Normal Family Processes
Guilford Press, 1993 - Families - 511 pages
Over the past decade, social changes have redefined the boundaries of "normal family life," calling for a reexamination of assumptions, both explicit and implicit, embedded in our cultural and clinical beliefs. Offering groundbreaking perspectives from leading clinical educators and researchers, this second edition of a classic work addresses the vast diversity of family forms, life challenges, and value systems in our rapidly changing society. The first edition of NORMAL FAMILY PROCESSES is recognized as a milestone in the clinical literature. Completely updated and expanded, this volume continues its pioneering work, covering the current concepts of family functioning and frameworks for assessment and treatment.
The book opens with a comprehensive overview of recent conceptual advances regarding normal family functioning. Bridging clinical and social science perspectives, Dr. Walsh places the consideration of normality into a sociohistorical perspective, reminding us that families in our society have always been diverse, and that our idealized model of the "normal family" may have blinded us to the potential for healthy functioning in a variety of family arrangements. Several leading family systems investigators then present state-of-the-art research models that delineate attributes of well-functioning families, discuss the efficacy of numerous clinical assessment instruments, and propose questions and suggestions for guiding intervention and future research.

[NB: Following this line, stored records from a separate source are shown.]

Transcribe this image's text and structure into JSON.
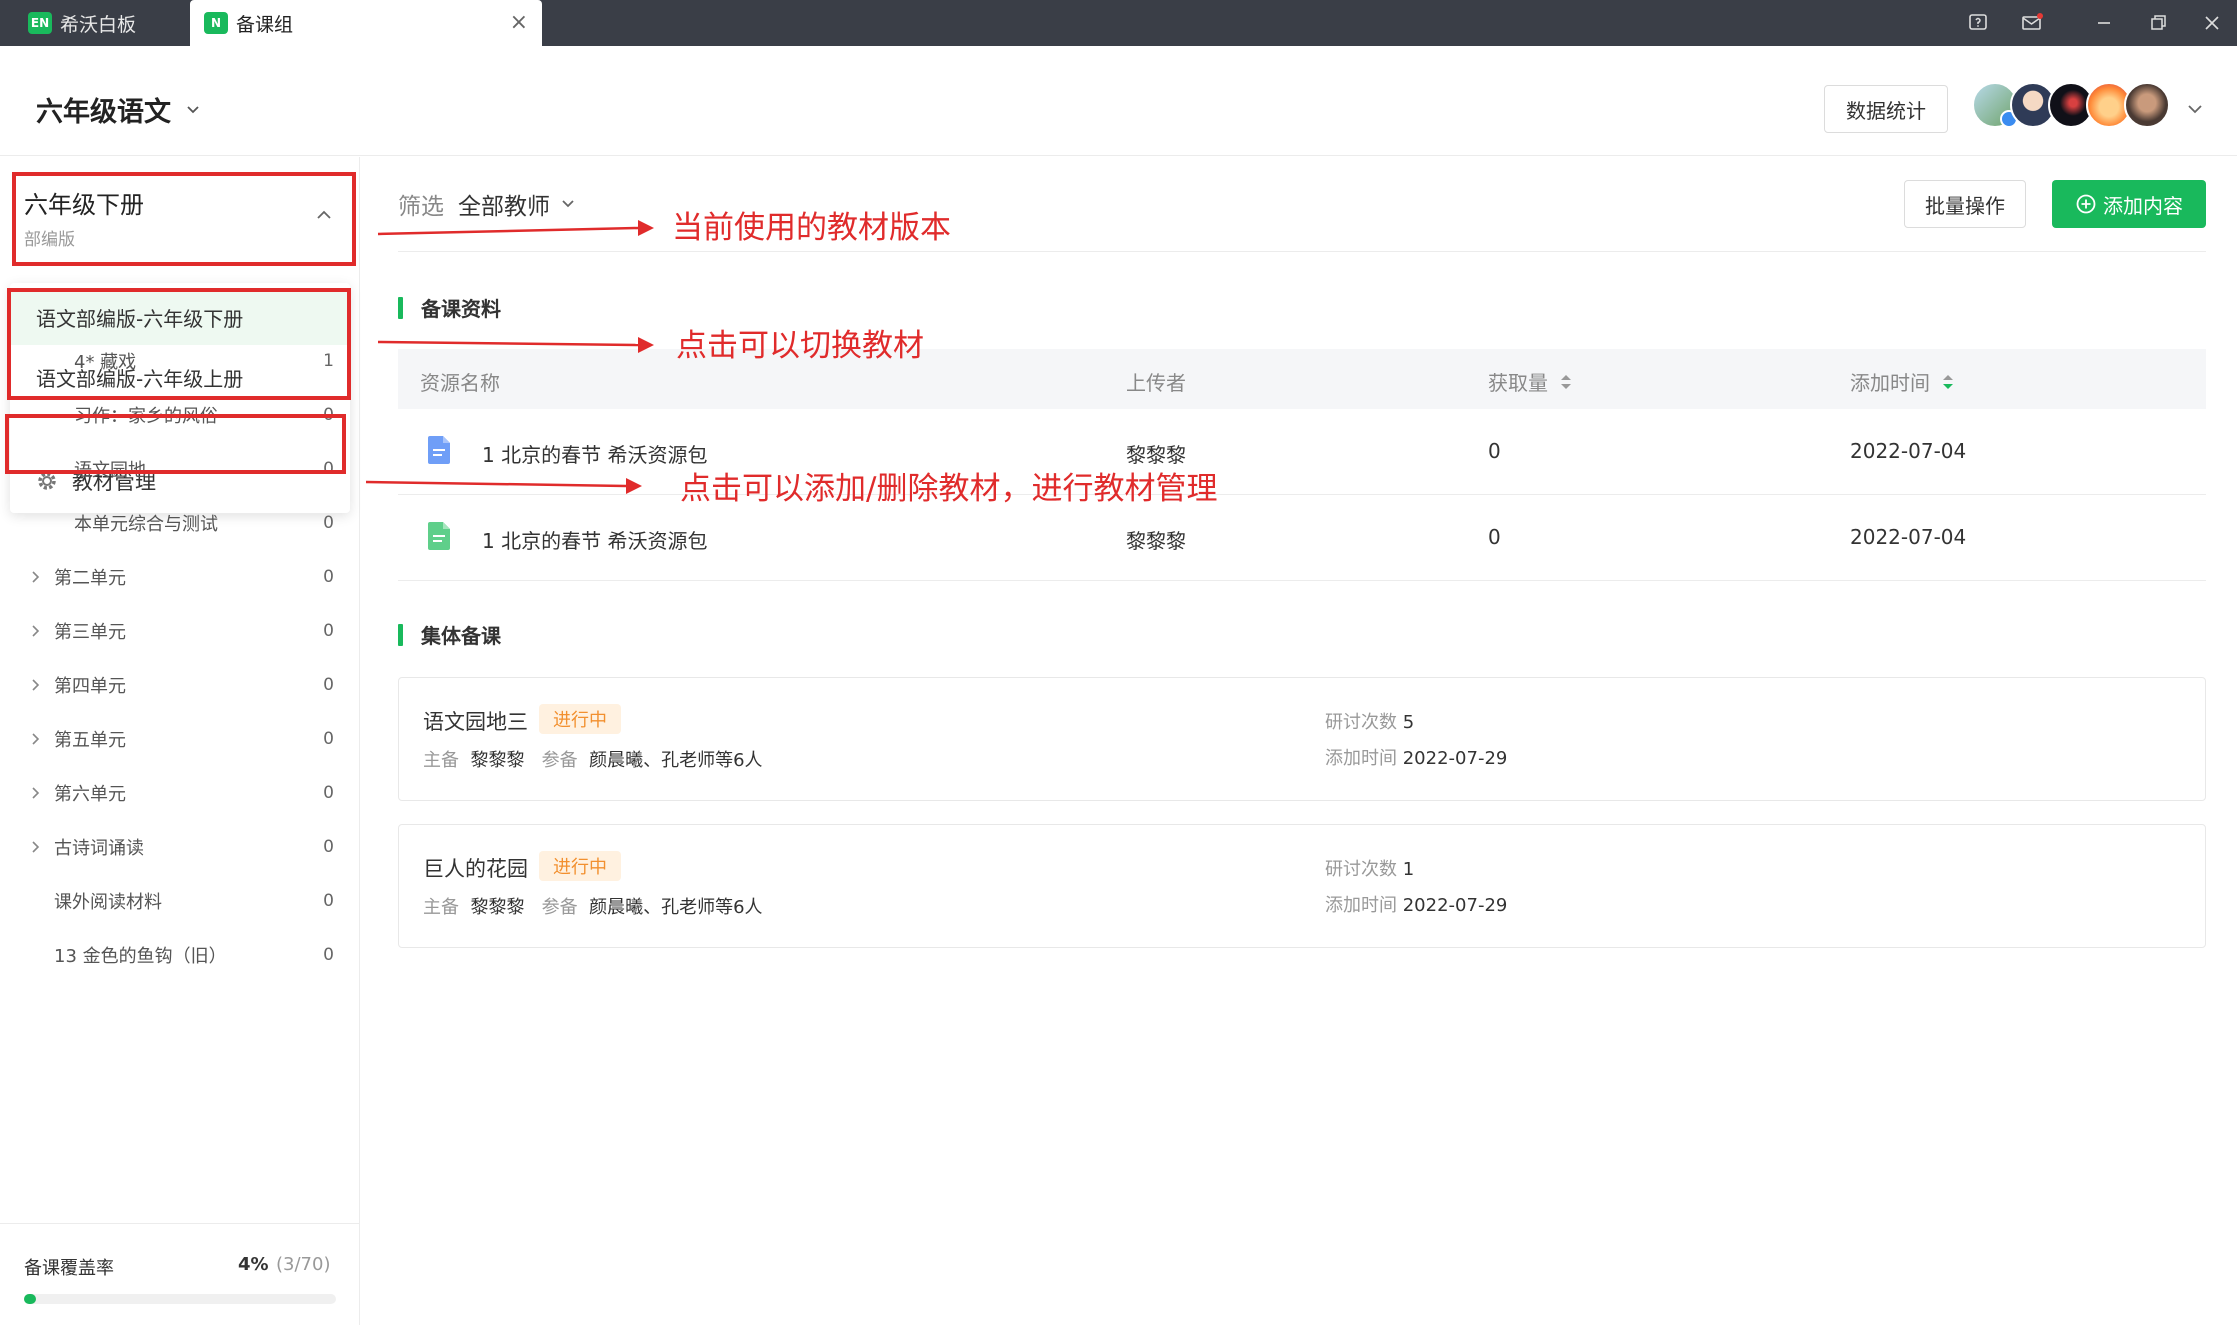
{
  "tabs": [
    {
      "logo": "EN",
      "label": "希沃白板"
    },
    {
      "logo": "N",
      "label": "备课组",
      "close": "×"
    }
  ],
  "window_controls": [
    "help-icon",
    "mail-icon",
    "minimize-icon",
    "restore-icon",
    "close-icon"
  ],
  "header": {
    "course": "六年级语文",
    "stats_button": "数据统计"
  },
  "sidebar": {
    "book_title": "六年级下册",
    "book_edition": "部编版",
    "book_options": [
      "语文部编版-六年级下册",
      "语文部编版-六年级上册"
    ],
    "manage_label": "教材管理",
    "tree": [
      {
        "label": "4* 藏戏",
        "count": "1"
      },
      {
        "label": "习作：家乡的风俗",
        "count": "0"
      },
      {
        "label": "语文园地",
        "count": "0"
      },
      {
        "label": "本单元综合与测试",
        "count": "0"
      },
      {
        "label": "第二单元",
        "count": "0"
      },
      {
        "label": "第三单元",
        "count": "0"
      },
      {
        "label": "第四单元",
        "count": "0"
      },
      {
        "label": "第五单元",
        "count": "0"
      },
      {
        "label": "第六单元",
        "count": "0"
      },
      {
        "label": "古诗词诵读",
        "count": "0"
      },
      {
        "label": "课外阅读材料",
        "count": "0"
      },
      {
        "label": "13 金色的鱼钩（旧）",
        "count": "0"
      }
    ],
    "coverage": {
      "label": "备课覆盖率",
      "percent": "4%",
      "fraction": "(3/70)",
      "progress": 0.04
    }
  },
  "main": {
    "filter_label": "筛选",
    "filter_value": "全部教师",
    "batch_button": "批量操作",
    "add_button": "添加内容",
    "resources": {
      "title": "备课资料",
      "columns": [
        "资源名称",
        "上传者",
        "获取量",
        "添加时间"
      ],
      "rows": [
        {
          "name": "1 北京的春节 希沃资源包",
          "uploader": "黎黎黎",
          "downloads": "0",
          "date": "2022-07-04",
          "icon": "doc-blue-icon"
        },
        {
          "name": "1 北京的春节 希沃资源包",
          "uploader": "黎黎黎",
          "downloads": "0",
          "date": "2022-07-04",
          "icon": "doc-green-icon"
        }
      ]
    },
    "collective": {
      "title": "集体备课",
      "cards": [
        {
          "title": "语文园地三",
          "status": "进行中",
          "lead_label": "主备",
          "lead": "黎黎黎",
          "part_label": "参备",
          "participants": "颜晨曦、孔老师等6人",
          "count_label": "研讨次数",
          "count": "5",
          "date_label": "添加时间",
          "date": "2022-07-29"
        },
        {
          "title": "巨人的花园",
          "status": "进行中",
          "lead_label": "主备",
          "lead": "黎黎黎",
          "part_label": "参备",
          "participants": "颜晨曦、孔老师等6人",
          "count_label": "研讨次数",
          "count": "1",
          "date_label": "添加时间",
          "date": "2022-07-29"
        }
      ]
    }
  },
  "annotations": [
    "当前使用的教材版本",
    "点击可以切换教材",
    "点击可以添加/删除教材，进行教材管理"
  ],
  "colors": {
    "accent": "#19b95c",
    "annotation": "#e02b2b",
    "badge_bg": "#fff1e0",
    "badge_text": "#f2902f",
    "titlebar": "#3a3e47"
  }
}
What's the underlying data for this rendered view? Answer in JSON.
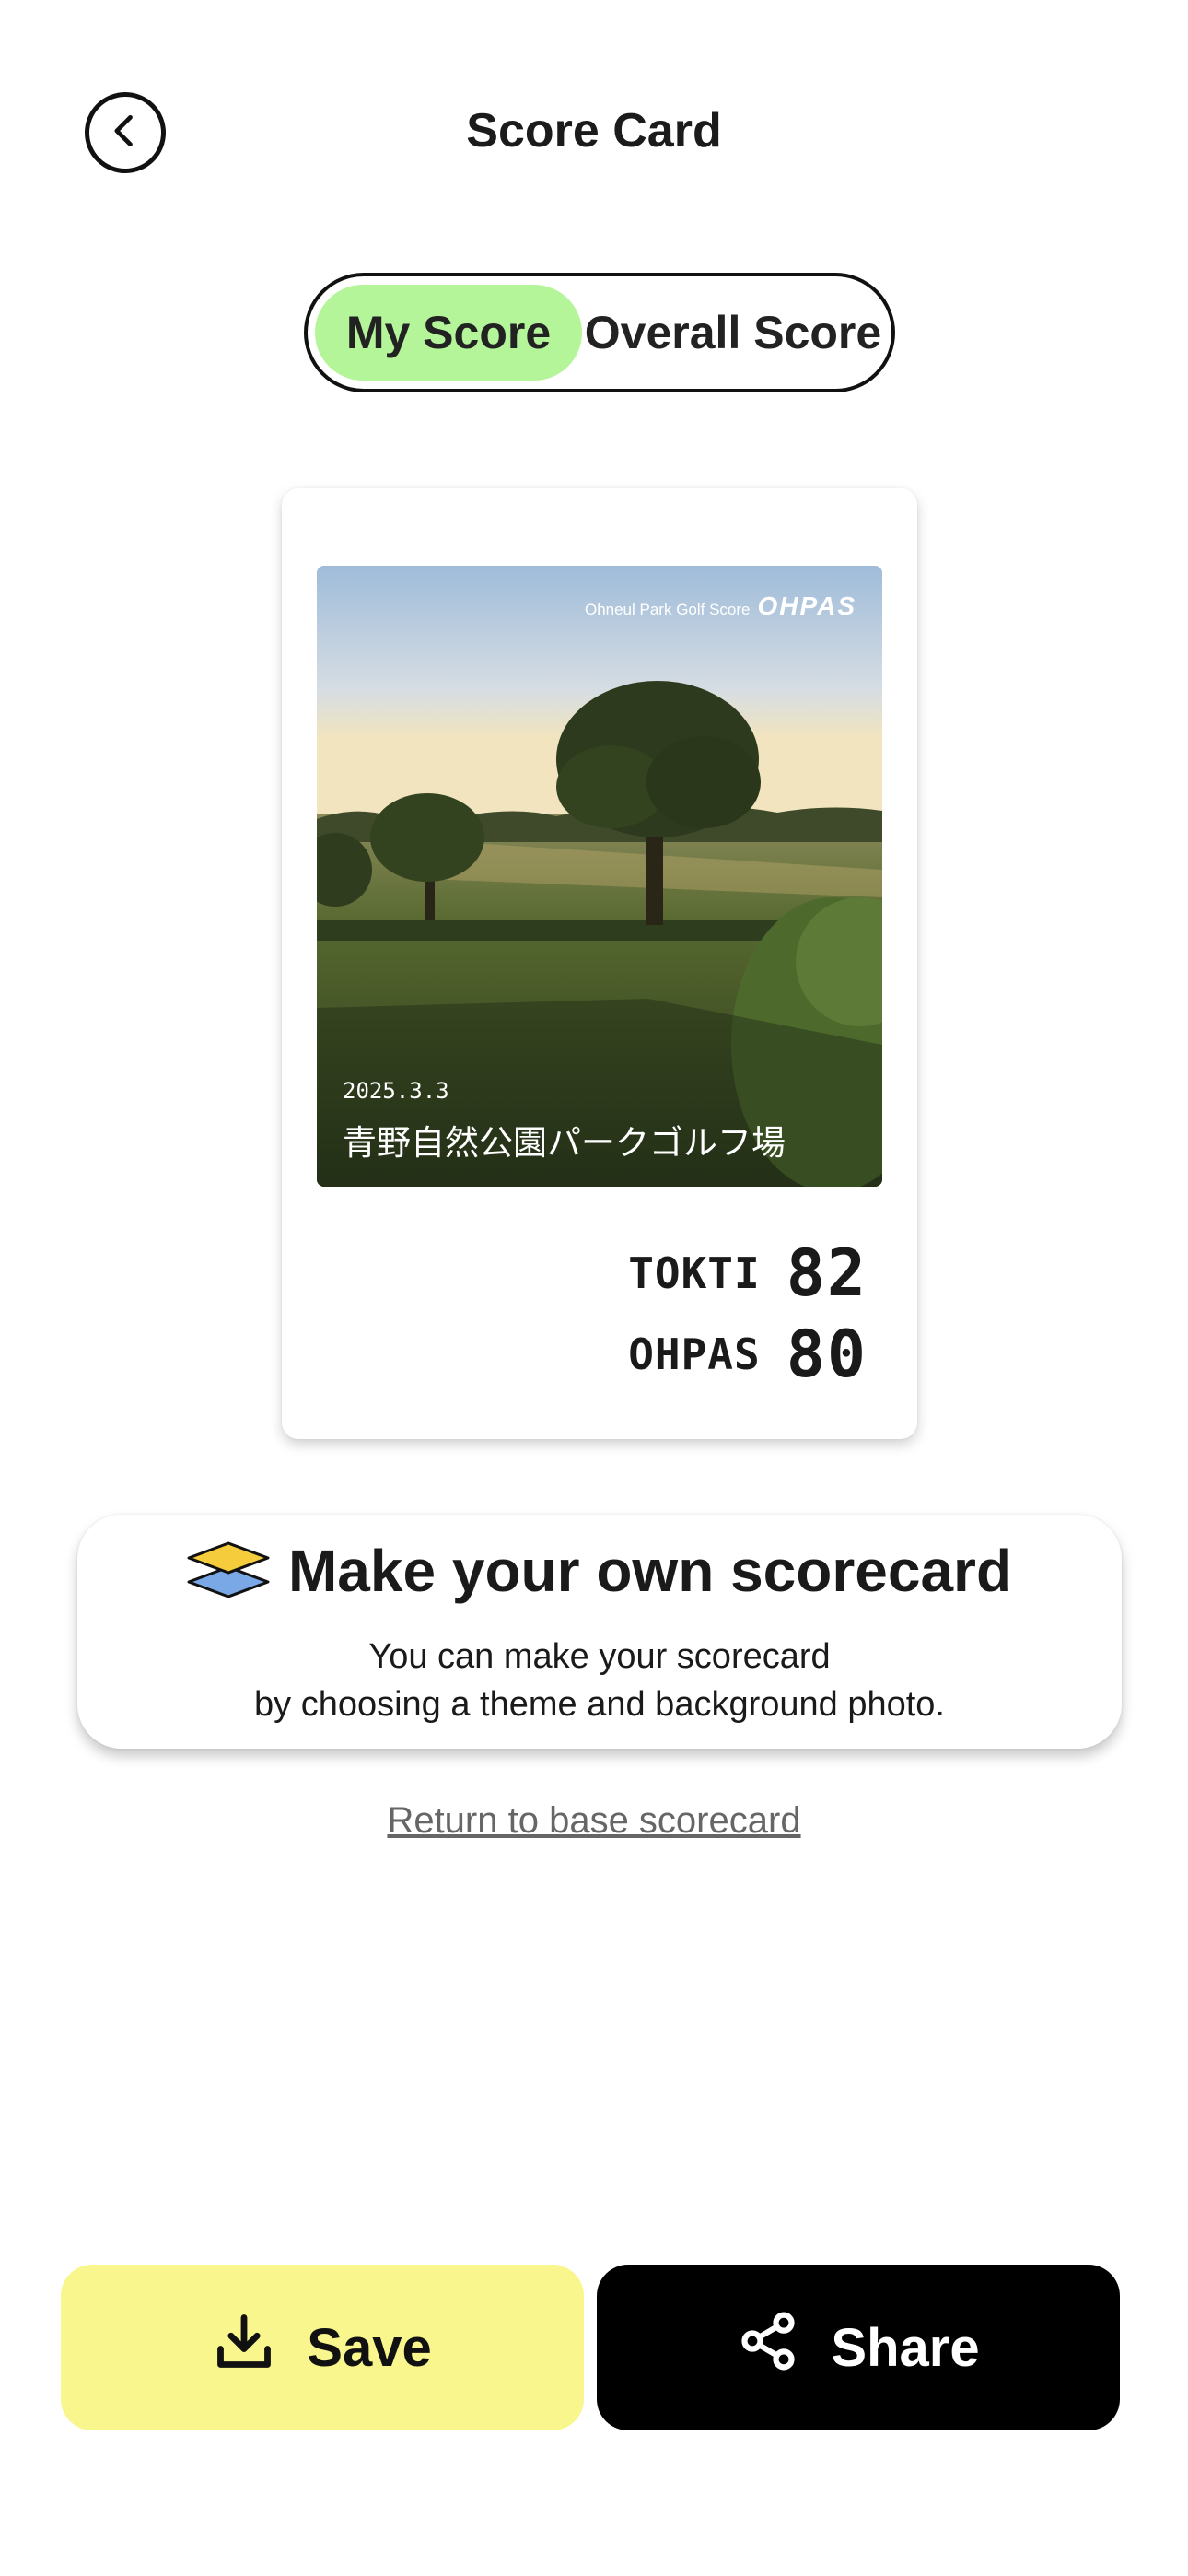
{
  "header": {
    "title": "Score Card"
  },
  "toggle": {
    "my_score": "My Score",
    "overall_score": "Overall Score",
    "active": "My Score"
  },
  "card": {
    "brand_text": "Ohneul Park Golf Score",
    "brand_logo": "OHPAS",
    "date": "2025.3.3",
    "venue": "青野自然公園パークゴルフ場",
    "scores": [
      {
        "name": "TOKTI",
        "value": "82"
      },
      {
        "name": "OHPAS",
        "value": "80"
      }
    ]
  },
  "promo": {
    "title": "Make your own scorecard",
    "line1": "You can make your scorecard",
    "line2": "by choosing a theme and background photo."
  },
  "return_link": "Return to base scorecard",
  "actions": {
    "save": "Save",
    "share": "Share"
  },
  "colors": {
    "toggle_active": "#b4f59a",
    "save_bg": "#f8f68c",
    "share_bg": "#000000"
  },
  "icons": {
    "back": "chevron-left-icon",
    "layers": "layers-icon",
    "save": "download-icon",
    "share": "share-icon"
  }
}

Addressing the diversity of contemporary family functioning patterns, the following two parts focus on family structure, sociocultural context, and developmental context. Chapters cover the challenges faced by dual-earner, single-parent, and gay and lesbian families, as well as normative processes in divorced, remarried, and adoptive families. and lesbian couples and their families. A broad, cross-cultural perspective on family normality is presented, with consideration given to ethnic differences, the impact of social class and race, and changing gender norms. Normal challenges in the family life cycle are explored, as are the stresses of serious illness on family functioning. The book concludes with an examination of the impact of social policy for families and recommendations for supporting healthy family functioning.
Bringing an important work completely up to date, the second edition of NORMAL FAMILY PROCESSES is an excellent basic text for the education and clinical training of a wide range of mental health professionals and social scientists concerned with healthy family functioning. An invaluable sourcebook for clinicians and researchers alike, it provides a means to compare and utilize leading assessment models; to develop new concepts, assessment tools, and intervention strategies; and to inform all family research, policy, and practice.